“He allowed himself to be swayed by his conviction that human beings are not born once and for all on the day their mothers give birth to them, but that life obliges them over and over again to give birth to themselves” (Márquez, 2007).
It’s late afternoon and my friends and I are making our way along the beach connecting Polzeath and New Polzeath in North Cornwall. We have been wandering for hours. We check our watches—we’re late—and start to run, joking, giddy with sugar highs from eating candy canes. We’re suddenly in the midst of swirling tides, waves from all directions—not knowing whether they are coming or going—the strength of the undercurrent tugging at our ankles, the unforgiving rock face ahead of us too steep to scramble to safety. My senses are scrambled as I remember. Jokes are replaced with concerned yelps as we hop about trying to find shallow water and to avoid rocks. We piggy back the youngest of the party who starts to cry. It is unknown and suddenly dangerous; all the giddiness is gone. If we had been any later, we wouldn’t have got through.
I’m reminded of another watery memory I found myself recounting at a conference workshop I facilitated last weekend, also in Cornwall, this time at the Eden project. I invited participants to tell their ‘earth stories’ through sharing glimpses of my own. I included images of particular landscapes and seascapes, animals and flora and fauna, which have been significant in my earth story, one of them being Trebarwith Strand, a shallow-shelving beach barely 10 miles up the coast from Polzeath.
I recounted body boarding here when I was 13 years old—one of my favourite things at the time— and being dragged off of my board, thrown head over heels and dragged along the sharp rocks of the sea floor. I emerged shocked and sobered, gladder than ever to catch my breath and to turn to see people on the shore’s edge. I have always felt awe for the sea, and that day it was amplified, with the sore bruises across my hips and thighs cautioning me of the sea’s strength.
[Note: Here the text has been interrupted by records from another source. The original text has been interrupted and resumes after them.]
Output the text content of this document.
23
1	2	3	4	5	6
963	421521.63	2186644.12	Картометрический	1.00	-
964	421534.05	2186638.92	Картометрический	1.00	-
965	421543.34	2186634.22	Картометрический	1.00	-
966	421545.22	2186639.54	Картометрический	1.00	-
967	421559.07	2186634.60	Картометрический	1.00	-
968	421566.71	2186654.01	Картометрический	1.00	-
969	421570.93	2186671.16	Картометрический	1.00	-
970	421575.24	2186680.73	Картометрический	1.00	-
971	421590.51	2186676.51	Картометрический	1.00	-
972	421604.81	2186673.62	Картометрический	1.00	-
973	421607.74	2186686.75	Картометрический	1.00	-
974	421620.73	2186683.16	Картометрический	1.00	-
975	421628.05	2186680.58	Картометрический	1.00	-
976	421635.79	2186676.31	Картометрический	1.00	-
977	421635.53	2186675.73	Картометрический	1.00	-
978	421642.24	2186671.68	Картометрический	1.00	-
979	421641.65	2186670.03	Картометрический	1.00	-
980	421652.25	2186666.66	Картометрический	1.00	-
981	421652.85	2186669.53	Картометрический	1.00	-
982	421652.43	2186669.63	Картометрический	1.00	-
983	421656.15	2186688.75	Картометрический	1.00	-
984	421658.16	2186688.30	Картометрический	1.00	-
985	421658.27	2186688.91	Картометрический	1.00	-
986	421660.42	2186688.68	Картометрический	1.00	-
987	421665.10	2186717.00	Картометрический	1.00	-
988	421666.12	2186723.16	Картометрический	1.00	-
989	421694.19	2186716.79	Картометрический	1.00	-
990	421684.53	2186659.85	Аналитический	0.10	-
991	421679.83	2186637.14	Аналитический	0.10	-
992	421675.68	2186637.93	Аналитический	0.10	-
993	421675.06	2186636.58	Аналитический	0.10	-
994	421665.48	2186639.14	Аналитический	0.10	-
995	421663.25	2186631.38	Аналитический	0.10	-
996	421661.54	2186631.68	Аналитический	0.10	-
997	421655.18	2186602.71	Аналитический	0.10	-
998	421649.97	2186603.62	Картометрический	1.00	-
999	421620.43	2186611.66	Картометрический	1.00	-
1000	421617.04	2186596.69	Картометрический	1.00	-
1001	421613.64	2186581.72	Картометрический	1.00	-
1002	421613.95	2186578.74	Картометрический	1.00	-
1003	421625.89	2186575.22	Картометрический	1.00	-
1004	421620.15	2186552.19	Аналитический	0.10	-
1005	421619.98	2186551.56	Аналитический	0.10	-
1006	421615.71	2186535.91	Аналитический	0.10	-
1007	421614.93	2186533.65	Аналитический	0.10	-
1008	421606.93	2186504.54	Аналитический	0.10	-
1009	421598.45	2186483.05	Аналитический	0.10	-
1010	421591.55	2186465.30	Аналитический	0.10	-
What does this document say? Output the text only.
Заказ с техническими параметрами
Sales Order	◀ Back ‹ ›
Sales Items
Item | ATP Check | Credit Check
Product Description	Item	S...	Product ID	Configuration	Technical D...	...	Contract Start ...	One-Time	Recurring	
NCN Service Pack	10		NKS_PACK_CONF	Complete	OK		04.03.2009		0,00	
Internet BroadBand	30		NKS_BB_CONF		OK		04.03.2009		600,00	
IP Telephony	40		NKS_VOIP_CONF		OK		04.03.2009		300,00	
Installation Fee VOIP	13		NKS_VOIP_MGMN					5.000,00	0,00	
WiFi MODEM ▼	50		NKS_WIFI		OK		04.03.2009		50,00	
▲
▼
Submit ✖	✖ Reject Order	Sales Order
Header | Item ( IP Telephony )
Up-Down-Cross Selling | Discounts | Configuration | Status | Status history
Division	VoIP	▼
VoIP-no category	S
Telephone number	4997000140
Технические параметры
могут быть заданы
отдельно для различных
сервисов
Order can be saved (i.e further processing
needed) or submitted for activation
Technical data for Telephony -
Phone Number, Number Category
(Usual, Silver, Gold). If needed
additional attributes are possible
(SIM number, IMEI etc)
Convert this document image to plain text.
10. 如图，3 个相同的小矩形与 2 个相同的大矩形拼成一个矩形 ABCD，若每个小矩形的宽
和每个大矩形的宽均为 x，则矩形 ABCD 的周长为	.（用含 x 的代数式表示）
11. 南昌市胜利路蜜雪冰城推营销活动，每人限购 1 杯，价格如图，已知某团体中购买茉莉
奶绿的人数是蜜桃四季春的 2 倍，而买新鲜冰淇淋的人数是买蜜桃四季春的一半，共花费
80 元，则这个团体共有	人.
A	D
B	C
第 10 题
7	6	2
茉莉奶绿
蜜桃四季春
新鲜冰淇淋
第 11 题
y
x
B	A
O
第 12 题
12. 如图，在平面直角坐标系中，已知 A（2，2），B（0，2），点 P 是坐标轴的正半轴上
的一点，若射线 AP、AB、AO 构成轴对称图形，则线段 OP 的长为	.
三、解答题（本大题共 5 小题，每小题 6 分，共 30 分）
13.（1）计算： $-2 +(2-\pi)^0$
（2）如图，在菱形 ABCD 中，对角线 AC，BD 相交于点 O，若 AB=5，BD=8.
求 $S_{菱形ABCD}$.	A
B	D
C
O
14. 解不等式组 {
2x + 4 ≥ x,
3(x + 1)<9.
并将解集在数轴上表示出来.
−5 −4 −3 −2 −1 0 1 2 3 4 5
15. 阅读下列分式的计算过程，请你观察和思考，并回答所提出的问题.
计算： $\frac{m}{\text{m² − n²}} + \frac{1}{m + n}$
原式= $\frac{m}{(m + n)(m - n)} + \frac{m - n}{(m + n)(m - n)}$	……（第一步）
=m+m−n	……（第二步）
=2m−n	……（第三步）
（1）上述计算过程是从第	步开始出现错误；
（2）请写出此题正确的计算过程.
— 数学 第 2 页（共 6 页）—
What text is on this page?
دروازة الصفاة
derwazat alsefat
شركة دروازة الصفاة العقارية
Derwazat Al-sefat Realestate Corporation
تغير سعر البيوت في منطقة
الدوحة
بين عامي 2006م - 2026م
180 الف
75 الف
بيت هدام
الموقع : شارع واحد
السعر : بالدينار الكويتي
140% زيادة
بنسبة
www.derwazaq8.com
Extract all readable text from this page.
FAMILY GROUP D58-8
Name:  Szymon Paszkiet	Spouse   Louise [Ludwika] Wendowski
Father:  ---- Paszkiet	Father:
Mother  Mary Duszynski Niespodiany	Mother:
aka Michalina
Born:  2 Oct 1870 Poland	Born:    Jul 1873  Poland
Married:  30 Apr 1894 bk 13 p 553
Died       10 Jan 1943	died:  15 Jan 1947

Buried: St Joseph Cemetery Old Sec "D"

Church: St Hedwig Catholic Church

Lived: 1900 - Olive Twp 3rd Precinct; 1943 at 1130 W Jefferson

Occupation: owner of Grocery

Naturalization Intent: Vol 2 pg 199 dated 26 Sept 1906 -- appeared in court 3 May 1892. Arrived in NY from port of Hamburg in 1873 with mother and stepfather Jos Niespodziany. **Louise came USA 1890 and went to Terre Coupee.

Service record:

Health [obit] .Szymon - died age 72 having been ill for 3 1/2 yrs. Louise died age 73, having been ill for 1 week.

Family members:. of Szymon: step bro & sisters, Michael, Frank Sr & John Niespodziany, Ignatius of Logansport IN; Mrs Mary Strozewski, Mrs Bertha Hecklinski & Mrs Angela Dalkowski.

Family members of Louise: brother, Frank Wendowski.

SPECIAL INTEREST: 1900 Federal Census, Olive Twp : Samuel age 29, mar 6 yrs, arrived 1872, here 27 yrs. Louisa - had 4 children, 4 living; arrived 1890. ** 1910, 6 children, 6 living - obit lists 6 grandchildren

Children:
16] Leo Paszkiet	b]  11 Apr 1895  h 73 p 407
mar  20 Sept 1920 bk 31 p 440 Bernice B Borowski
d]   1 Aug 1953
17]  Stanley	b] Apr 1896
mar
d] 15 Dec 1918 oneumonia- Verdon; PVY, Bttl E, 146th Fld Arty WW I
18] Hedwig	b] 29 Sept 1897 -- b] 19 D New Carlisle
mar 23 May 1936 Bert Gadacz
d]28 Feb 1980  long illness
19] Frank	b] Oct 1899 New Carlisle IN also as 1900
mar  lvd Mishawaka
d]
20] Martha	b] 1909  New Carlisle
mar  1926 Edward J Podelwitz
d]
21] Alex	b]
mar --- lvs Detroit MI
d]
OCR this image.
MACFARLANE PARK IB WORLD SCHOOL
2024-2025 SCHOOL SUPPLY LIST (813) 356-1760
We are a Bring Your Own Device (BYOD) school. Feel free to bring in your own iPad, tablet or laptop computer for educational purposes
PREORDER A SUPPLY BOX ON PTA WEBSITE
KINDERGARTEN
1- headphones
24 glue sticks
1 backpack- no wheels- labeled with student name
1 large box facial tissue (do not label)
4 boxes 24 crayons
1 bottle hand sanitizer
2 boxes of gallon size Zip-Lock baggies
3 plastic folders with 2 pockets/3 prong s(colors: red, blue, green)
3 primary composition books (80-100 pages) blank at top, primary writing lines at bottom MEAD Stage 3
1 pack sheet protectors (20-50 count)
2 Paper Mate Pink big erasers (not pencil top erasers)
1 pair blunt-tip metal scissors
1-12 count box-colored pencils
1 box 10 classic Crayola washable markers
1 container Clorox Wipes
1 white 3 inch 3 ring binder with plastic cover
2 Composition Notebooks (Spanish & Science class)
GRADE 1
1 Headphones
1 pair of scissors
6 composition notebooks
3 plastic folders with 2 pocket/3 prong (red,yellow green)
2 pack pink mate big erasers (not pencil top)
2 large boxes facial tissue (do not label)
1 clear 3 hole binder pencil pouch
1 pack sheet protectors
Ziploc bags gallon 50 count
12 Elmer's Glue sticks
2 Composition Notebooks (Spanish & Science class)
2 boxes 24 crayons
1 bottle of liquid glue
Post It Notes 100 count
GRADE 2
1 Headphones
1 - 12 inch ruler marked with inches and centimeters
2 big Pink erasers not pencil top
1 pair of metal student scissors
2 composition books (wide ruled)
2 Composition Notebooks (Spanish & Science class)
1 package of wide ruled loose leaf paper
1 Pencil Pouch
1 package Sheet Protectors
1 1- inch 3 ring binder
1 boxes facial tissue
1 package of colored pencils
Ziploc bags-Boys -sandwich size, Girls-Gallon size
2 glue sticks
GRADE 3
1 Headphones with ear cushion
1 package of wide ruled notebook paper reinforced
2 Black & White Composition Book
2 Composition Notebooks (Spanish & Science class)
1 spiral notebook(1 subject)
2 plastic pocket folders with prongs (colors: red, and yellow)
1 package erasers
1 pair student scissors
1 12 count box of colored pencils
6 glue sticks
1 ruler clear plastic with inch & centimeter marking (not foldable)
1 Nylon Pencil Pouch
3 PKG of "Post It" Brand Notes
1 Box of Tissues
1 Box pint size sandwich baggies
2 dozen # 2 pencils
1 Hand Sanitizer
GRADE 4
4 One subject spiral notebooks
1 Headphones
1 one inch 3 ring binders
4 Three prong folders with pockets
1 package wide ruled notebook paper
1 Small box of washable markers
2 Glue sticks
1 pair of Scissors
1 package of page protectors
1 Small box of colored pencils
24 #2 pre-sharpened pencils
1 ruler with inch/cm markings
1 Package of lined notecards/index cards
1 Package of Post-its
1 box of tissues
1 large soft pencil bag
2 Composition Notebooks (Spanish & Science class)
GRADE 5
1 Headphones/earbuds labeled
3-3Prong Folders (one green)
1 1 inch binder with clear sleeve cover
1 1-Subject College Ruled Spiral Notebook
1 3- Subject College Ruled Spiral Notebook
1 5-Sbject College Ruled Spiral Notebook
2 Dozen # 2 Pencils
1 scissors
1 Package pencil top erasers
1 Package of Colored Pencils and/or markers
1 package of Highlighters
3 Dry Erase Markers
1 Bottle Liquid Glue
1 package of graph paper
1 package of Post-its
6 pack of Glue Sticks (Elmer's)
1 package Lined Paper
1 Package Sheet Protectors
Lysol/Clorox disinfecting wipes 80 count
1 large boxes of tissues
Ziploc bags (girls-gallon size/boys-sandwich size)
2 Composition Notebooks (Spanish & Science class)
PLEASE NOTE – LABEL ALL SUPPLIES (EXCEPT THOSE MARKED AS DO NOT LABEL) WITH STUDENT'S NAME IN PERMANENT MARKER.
“Birth memories, deeply hidden in the unconscious mind, usually announce themselves indirectly. They appear in association with some triggering event, such as watching people fall through space in a movie, seeing someone pinned down in a fight, or perhaps just watching a fish wriggling and struggling on a fishing line. The extreme feeling of anxiety stirred up by these events calls attention to the significance of the memory hiding at deeper levels of consciousness” (Chamberlain, 1998, 92).
Birth memories often emerge in relationship to the sea for me, with its undercurrents, turning tides, rocks, and possible danger. Apparently, I have a very ‘Neptunian’ influence in my birth chart; I’m no astrologer, so I’m not sure what that means. Once I had recovered from my early terror of water and fear of disappearing down the plug hole when I was bathed—yes, really, much to the sadistic delight of my older brother, making sure I would be seated at the plug hole end whilst he sat back and enjoyed the drama…! I loved being in water and spent literally hours swimming, messing about, floating, body boarding. I think, for me, a triggering event, in Chamberlain’s words, was recalling the body boarding memory at Trebarwith Strand.
Changing tides are the themes that merge as I turn my attention towards engaging with this final print version of Somatic Psychotherapy Today about pre and peri-natal psychology. It is a timely theme, given that life has been punctuated by endings and beginnings of late. Four friends have died—three pretty suddenly—and I’m in the process of amicably leaving the Buddhist movement and order of which I have been a part for the past 21 years. In June I finally started being treated for two long-standing health issues, and I am feeling better and have much gratitude to the medical world, after, I confess, much ambivalence (we didn’t get off to a good start—when I was on the final module of my pre and peri natal training I had one of my most profound and mightily unexpected spiritual experiences holding some high forceps in the palms of my hands as I might an objective of infinite value or beauty). It has been a phase of thresholds; the unknown and unknowable. I suppose that as things draw to a close, as people die, or even as we move between things, our earliest echoes—our experiences in the womb and birth canal—are evoked on a visceral, if subconscious level. No wonder I feel a bit stuck for words and all at sea as I attempt to string something together, which has a faint hope of making sense.
“Let nothing disturb you
Let nothing frighten you…”
(St Teresa, see SPCK)
St Teresa of Avila counsels, very wisely and helpfully, her words leaping off the page of the order of service at my friend’s funeral last Friday week. Roy was my first spiritual teacher, the second vicar I met at my local parish church as a girl. It’s uncanny to be reflecting on my early connections with spiritual practice and the stage I find myself in right now, leaving my spiritual home of more than two decades; a spiritual death of sorts. I hope that there will be some sort of spiritual rebirth after this in-between crepuscular space, but I can’t know for sure.